A mandated six-month warning would allow the FDA to engage in some sort of mitigation efforts, but there are potential risks, too. Half a year seems to be a very long lead-time. FDA action could send a signal that would prompt hospitals and other providers to hoard. Likewise, if a drug maker is nervous about being punished for not giving a six-month warning, he could “cry wolf” and simply notify the FDA every six months that he is going to shut down. On the other hand, a drug maker might choose to withhold discontinuance information and suffer FDA fines rather than expose his market share to competitors. It is far from clear that this increase in regulatory power would improve the quality of information about forthcoming shortages.

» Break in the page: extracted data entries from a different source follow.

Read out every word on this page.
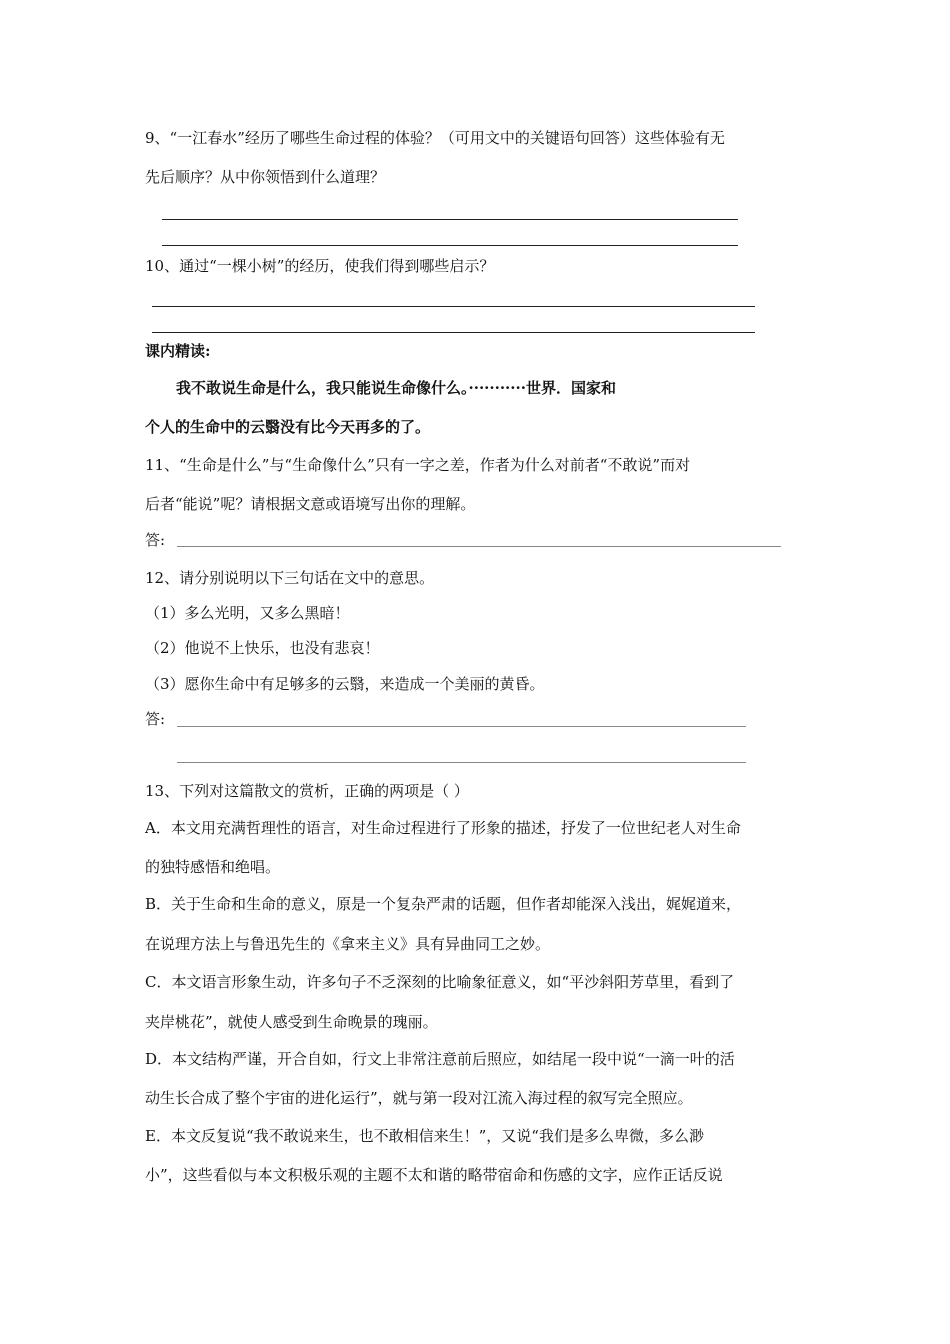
9、“一江春水”经历了哪些生命过程的体验？（可用文中的关键语句回答）这些体验有无
先后顺序？从中你领悟到什么道理？
10、通过“一棵小树”的经历，使我们得到哪些启示？
课内精读:
我不敢说生命是什么，我只能说生命像什么。···········世界．国家和
个人的生命中的云翳没有比今天再多的了。
11、“生命是什么”与“生命像什么”只有一字之差，作者为什么对前者“不敢说”而对
后者“能说”呢？请根据文意或语境写出你的理解。
答:
12、请分别说明以下三句话在文中的意思。
（1）多么光明，又多么黑暗！
（2）他说不上快乐，也没有悲哀！
（3）愿你生命中有足够多的云翳，来造成一个美丽的黄昏。
答:
13、下列对这篇散文的赏析，正确的两项是（ ）
A．本文用充满哲理性的语言，对生命过程进行了形象的描述，抒发了一位世纪老人对生命
的独特感悟和绝唱。
B．关于生命和生命的意义，原是一个复杂严肃的话题，但作者却能深入浅出，娓娓道来，
在说理方法上与鲁迅先生的《拿来主义》具有异曲同工之妙。
C．本文语言形象生动，许多句子不乏深刻的比喻象征意义，如“平沙斜阳芳草里，看到了
夹岸桃花”，就使人感受到生命晚景的瑰丽。
D．本文结构严谨，开合自如，行文上非常注意前后照应，如结尾一段中说“一滴一叶的活
动生长合成了整个宇宙的进化运行”，就与第一段对江流入海过程的叙写完全照应。
E．本文反复说“我不敢说来生，也不敢相信来生！”，又说“我们是多么卑微，多么渺
小”，这些看似与本文积极乐观的主题不太和谐的略带宿命和伤感的文字，应作正话反说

Nor is it credible that the FDA will substantively improve its approval of new generic suppliers. The current shortage of sterile injectable drugs, after all, took place on the FDA’s watch. It hardly follows that legislation giving the FDA more power over drug makers will alleviate the current shortage of crucial medicines. One purpose of early notification would be to prompt the FDA into accelerating its approval process. But the FDA has good reason to do that already, knowing that the shortage of sterile injectable drugs is harmful to patients.
Furthermore, the generic pharmaceutical industry should not be over-enthused about the opportunity to pay user fees to accelerate regulatory approval. The experience of the research-based pharmaceutical industry is that such payments do have an effect, but some of the FDA’s extra income soon gets transformed into bigger bureaucracy, and the actual regulatory output does not continuously or consistently improve.[*]
These observations lead to several recommendations, mostly targeted on the supply side.
- Limit the FDA’s power to compel advance warnings. Legislators should be very skeptical about increasing the FDA’s power to compel manufacturers to give a six-month advance warning of forthcoming shortages. This mandate is likely to confuse the issue more than clarify it.
- Be cautious in the adoption of user fees for FDA approval. The generic drug industry should not assume that increasing the FDA’s revenue will improve its performance continuously. Twenty years of experience with user fees for regulatory review of innovative patented drugs shows that such improvement is maintained only by constantly increasing funding to the FDA.
- Allow informed use of non-FDA-approved sources from developed countries. As the author has recommended in another recent study, if people in other developed countries can use drugs not approved by the FDA, American doctors and patients should be free to use drugs from those manufacturing facilities as long as it is disclosed that they are not FDA-approved. Consider the example of the Sandoz plant in Canada, which is in compliance with Health Canada’s regulations.
- End the FDA’s monopoly over drug certification. Congress should define a long-term goal of moving the FDA away from a regulatory monopoly to a “certifier of certifiers,” allowing qualified companies to investigate and approve drugs and drug manufacturers for legal entry into the health care market. This would increase regulatory capacity with private-sector third parties that would have far better incentives to deliver cost-effective quality assurance than the FDA does. Such private certifiers already exist, from Underwriters’ Laboratories, which certifies tens of thousands of products in areas such as fire safety, to the Snell Memorial Foundation, which certifies helmets for bicycling and other sports.
This arrangement would speed market entry by drug suppliers, including entrepreneurial generic manufacturers that would invest in market research to inform them when to ramp up production in anticipation of a forthcoming shortage. This would result in much better systemic redundancy than increasing the regulation of incumbent suppliers, as recommended by the Obama administration and (unsurprisingly) the incumbent suppliers themselves. Furthermore, because the third-party certifiers would focus solely on quality of output, not processes, drug makers would be more likely to differentiate themselves by innovating new manufacturing technologies.
- Move sterile injectable drugs to Medicare Part D. Although this analysis concludes that demand-side causes of the shortages are likely not critical, they cannot be entirely discounted. Medicare, especially, experienced a major change in reimbursement around the same time that shortages started to increase.
Fortunately, the Medicare Part D program shows a way to eliminate the risk that the government-dictated pricing mechanism in Medicare Part B will harm access to injectable drugs. By moving injectable drugs from Part B to Part D, where drug makers negotiate prices with private insurers, the federal government will save money and ensure that prices for these drugs more closely reflect their value. Because physicians should be paid based on their services, rather than how many drugs they administer, it is likely that moving certain injectable drugs, especially cancer medicines, to Part D would result in innovative payment models. Indeed, at least one private insurer has announced an effort to pay cancer specialists for outcomes, rather than injecting drugs. It should be relatively straightforward for insurers to employ such innovative payment mechanisms once certain injectable drugs are moved to Medicare Part D.
Reducing shortages of generic injectable medicines is a worthy goal. To achieve this goal, U.S. policy should reduce the FDA’s power, expand patients’ freedom to use generic injectable drugs from additional sources and encourage entrepreneurs to enter the market faster with innovative production techniques.